Slice cucumbers into 1/8 or 1/4 rounds or half moons. Put in bowl with chopped scallions. Whisk together all other ingredients in a separate bowl, then pour over cucumbers and scallions. Serve immediately or refrigerate until ready to use.

Sichuan Noodles

Ingredients: ½ pound linguine, or soba or udon noodles; 1 cucumber seeded, peeled, seeded and sliced into thin crescents; ½ cup finely chopped scallions; Mung bean sprouts (optional)

For the peanut dressing: 1/3 cup peanut butter; 1/3 cup warm water; 2 tablespoons soy sauce; 3 tablespoons vinegar (rice, cider or white); 1 tablespoon dark sesame oil; 1 teaspoon Chinese chili paste with garlic (or substitute a minced garlic clove and cayenne pepper to taste)
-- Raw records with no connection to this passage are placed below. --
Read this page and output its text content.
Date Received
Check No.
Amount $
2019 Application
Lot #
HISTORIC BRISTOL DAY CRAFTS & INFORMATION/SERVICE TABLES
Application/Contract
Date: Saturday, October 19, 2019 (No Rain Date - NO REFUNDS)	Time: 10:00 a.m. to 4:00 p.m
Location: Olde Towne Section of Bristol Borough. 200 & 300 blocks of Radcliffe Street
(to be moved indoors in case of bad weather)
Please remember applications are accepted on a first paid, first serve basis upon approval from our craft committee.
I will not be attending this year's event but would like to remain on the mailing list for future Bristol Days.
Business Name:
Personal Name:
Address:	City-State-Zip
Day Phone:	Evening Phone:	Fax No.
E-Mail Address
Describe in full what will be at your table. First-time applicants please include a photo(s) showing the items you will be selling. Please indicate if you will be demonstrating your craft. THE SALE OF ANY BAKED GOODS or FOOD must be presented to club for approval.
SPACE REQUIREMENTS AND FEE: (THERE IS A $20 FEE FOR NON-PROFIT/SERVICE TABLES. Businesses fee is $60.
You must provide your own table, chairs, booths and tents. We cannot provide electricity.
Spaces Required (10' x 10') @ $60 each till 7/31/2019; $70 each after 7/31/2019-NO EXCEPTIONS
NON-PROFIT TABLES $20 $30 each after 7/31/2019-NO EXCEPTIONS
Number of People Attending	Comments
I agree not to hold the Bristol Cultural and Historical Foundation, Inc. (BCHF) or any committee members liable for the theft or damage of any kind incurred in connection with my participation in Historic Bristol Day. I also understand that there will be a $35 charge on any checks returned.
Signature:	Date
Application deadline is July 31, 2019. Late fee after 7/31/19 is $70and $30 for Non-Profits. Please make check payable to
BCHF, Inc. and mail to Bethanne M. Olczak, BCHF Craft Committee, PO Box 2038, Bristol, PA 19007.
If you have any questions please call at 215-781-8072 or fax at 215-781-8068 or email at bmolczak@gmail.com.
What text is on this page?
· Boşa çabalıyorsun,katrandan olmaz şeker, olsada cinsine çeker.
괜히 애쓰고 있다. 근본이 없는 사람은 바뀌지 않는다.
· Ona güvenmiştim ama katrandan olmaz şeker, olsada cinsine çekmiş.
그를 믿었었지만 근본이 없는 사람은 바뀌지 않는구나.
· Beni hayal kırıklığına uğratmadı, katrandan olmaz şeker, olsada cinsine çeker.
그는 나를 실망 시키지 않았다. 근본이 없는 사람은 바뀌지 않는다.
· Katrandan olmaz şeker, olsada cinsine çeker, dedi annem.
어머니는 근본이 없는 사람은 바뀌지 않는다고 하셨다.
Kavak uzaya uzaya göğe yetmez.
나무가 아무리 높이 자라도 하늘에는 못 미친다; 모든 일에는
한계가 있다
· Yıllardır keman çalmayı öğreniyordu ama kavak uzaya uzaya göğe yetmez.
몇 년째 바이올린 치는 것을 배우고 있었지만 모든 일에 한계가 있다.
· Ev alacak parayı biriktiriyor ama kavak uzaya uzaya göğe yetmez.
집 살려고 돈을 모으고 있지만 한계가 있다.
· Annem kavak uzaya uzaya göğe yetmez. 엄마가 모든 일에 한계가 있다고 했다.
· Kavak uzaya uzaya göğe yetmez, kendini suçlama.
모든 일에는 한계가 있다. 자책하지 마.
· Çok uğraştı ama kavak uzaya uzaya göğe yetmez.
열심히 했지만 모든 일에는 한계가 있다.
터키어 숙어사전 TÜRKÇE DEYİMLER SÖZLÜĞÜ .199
To cook the linguine, bring a large covered pot of salted water to a boil. Prepare the cucumber and scallions. In a small bowl, stir together the dressing ingredients. When the water boils, cook the noodles until al dente. (If you think it’s easier to eat, break linguine in half before cooking it.) Drain the pasta and toss it with the dressing, cucumbers and scallions. Garnish with mung bean sprouts, if you wish. Serve warm or chilled. The noodles absorb the dressing over time, so if you made the noodles ahead, or are serving leftovers, taste them and stir in a little water, and maybe more vinegar, soy sauce and chili paste as needed.